Dr Sofie Herzog of Brazoria, Texas, 1913. Photo courtesy Brazoria County Historical Museum.

On becoming a widow, “Dr. Sofie” followed her daughter—one of her seven surviving children of the 15 she gave birth to—down to Brazoria, the hometown of her new son-in-law, around 1895 or ’96, when she was about 50. There, she set up shop as a combination OB-GYN, general practitioner, and what amounted to be a combat surgeon in the rough-and-tumble town.

Along the way, she developed a new method of removing slugs from gunshot victims. According to Dorothy Riggs Pekar of the Brazos Heritage Foundation, Dr. Sofie rejected digital probing, believing that method to be fatal more often than not.

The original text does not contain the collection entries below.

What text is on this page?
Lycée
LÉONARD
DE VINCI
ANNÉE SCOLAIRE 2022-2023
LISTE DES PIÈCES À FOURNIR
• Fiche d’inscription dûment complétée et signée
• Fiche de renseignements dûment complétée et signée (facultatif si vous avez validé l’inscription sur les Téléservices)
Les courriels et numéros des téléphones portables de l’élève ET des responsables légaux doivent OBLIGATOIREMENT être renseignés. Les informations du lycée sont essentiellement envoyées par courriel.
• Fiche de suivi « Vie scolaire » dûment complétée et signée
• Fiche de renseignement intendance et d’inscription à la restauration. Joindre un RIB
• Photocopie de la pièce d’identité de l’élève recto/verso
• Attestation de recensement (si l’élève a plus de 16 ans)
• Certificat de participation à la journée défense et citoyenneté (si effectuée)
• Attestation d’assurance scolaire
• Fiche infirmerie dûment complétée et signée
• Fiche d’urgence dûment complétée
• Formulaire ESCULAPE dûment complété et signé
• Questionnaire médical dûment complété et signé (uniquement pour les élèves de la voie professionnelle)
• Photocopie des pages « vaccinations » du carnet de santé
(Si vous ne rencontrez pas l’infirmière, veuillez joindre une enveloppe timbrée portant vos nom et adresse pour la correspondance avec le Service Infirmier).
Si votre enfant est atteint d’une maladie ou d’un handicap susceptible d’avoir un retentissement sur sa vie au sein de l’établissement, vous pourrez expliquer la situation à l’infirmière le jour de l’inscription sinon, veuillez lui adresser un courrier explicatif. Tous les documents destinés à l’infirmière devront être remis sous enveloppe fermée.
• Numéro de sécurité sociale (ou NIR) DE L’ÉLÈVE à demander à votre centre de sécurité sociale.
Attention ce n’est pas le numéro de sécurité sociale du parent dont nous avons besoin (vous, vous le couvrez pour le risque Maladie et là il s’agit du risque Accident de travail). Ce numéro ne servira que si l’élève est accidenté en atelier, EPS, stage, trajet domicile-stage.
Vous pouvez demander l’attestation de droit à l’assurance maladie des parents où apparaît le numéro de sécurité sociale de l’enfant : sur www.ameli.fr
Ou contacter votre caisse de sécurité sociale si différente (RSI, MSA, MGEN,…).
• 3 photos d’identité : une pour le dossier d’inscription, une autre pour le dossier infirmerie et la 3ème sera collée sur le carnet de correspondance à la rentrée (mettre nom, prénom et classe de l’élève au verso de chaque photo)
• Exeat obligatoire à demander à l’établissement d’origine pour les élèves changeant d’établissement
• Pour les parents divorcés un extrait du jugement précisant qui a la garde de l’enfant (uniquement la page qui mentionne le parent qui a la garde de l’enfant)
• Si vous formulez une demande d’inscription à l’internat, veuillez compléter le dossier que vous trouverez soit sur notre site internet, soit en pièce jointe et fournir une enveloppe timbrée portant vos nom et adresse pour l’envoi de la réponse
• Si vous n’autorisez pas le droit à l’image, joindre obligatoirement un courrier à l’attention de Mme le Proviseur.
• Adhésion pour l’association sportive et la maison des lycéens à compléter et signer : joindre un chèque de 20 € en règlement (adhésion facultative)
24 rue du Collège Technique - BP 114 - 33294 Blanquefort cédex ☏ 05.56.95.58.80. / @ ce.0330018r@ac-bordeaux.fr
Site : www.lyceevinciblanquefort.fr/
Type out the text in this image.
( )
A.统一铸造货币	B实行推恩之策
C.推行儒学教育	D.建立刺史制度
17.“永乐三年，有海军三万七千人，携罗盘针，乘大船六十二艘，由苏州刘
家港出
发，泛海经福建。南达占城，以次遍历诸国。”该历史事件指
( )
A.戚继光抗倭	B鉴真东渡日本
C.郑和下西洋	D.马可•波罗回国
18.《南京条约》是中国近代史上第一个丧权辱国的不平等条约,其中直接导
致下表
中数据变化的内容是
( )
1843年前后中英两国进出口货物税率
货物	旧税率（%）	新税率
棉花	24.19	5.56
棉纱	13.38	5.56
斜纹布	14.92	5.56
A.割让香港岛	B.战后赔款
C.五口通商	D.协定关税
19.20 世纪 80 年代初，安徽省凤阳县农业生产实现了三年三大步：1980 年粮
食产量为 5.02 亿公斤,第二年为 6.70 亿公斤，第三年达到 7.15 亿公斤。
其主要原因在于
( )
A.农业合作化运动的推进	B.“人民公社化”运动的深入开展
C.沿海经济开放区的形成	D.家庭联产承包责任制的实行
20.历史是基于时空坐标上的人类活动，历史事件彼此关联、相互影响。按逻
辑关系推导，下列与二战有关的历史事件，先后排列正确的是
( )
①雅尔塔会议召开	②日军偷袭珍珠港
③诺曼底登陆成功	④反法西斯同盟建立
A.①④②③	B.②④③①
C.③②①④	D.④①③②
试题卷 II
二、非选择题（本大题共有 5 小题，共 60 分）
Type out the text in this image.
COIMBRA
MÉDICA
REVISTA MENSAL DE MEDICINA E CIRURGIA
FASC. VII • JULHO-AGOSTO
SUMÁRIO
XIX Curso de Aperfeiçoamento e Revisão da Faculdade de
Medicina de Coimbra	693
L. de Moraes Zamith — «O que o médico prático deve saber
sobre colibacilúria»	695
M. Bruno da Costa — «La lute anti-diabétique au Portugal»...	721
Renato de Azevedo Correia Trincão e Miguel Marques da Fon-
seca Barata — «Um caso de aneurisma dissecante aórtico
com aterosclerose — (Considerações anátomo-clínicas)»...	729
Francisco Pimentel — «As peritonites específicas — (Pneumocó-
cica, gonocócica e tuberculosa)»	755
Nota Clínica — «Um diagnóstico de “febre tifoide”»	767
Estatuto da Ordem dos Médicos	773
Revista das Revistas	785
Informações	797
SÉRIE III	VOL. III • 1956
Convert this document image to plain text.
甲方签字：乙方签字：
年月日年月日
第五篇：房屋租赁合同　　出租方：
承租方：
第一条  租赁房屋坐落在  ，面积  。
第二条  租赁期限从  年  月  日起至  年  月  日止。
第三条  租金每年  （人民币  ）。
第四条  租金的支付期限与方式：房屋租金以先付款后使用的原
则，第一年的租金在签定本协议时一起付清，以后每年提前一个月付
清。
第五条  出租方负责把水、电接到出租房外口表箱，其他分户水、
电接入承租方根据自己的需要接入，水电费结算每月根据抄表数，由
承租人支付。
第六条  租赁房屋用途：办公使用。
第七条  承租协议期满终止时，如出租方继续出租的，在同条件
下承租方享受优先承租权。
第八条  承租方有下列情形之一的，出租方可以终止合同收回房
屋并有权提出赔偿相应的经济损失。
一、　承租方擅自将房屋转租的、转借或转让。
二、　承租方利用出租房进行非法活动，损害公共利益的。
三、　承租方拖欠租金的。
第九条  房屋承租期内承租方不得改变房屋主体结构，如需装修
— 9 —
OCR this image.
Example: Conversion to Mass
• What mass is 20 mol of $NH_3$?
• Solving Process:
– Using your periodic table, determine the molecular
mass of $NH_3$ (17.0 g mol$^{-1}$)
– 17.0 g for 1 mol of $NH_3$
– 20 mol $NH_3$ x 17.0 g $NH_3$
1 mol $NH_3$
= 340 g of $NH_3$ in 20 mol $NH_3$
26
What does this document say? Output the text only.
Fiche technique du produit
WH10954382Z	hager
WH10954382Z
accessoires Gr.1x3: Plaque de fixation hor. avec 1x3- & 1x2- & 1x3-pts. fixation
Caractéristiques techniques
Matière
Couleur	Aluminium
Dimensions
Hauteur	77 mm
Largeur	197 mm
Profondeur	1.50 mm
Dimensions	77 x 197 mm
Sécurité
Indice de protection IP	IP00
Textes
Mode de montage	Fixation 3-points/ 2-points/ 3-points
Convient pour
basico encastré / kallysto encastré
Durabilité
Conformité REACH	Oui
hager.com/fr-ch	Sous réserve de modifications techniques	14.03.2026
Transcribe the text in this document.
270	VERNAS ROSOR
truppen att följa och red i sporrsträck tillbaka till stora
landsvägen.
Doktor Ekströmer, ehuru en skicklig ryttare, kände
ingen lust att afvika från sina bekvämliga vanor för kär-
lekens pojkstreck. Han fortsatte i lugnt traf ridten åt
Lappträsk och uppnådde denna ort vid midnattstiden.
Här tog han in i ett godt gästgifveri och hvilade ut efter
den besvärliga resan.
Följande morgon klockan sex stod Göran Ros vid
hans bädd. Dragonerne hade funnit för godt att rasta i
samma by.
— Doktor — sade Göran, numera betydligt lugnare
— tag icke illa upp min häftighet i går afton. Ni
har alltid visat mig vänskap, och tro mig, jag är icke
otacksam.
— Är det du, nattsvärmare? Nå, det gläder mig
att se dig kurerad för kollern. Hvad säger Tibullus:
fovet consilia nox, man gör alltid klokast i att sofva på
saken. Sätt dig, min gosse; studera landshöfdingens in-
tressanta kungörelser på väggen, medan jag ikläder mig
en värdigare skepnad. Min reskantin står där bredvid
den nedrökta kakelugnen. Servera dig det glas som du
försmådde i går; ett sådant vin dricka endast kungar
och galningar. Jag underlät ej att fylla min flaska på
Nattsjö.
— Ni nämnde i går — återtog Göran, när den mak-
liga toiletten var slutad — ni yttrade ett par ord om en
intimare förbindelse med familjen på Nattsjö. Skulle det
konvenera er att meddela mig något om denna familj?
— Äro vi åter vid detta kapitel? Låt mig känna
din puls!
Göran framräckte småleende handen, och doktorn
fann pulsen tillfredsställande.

“If she probed at all she used only a sterile finger,” Pekar wrote in a biography of Herzog. “She would then position the patient so that gravity would ‘bring the bullet to her.’ In the case of abdominal wounds, she would hang the patient a couple of inches above the bed. In every case, she reported that the bullet ‘came to her’ within 24 hours and that every one of her first 17 patients was up and about by the 12th day ‘ready to shoot or be shot at any time.’”

She kept all these spent slugs—eventually around two dozen—and fashioned them into a necklace she wore daily and to the grave. That grit won her the attention of railroad barons then building the St. Louis, Brownsville, and Mexico line through Brazoria, and they hired her in 1904 as what is believed to be the first female railroad surgeon for a major railroad in the world. Railroad medicine was a specialized field heavy on grisly injuries. “Lots of crushings and lost limbs and digits,” LaBounty says.

Dr. Sofie’s slug necklace was not her only eccentricity. Her office was decorated with rattlesnake skins, antlers, trophy heads, and, as a pièce de résistance, a stuffed 13-foot alligator.

And she astounded the town in many ways, not least by regularly riding astride her horse, Western-style, wearing, you guessed it, bloomers.

Move Over Sir: Women Working on the Railroad runs through April 30 at the Brazoria County Historical Museum. The Brazos Valley Rail Society’s museum and model train set is open every Saturday from 10 a.m. to 4 p.m.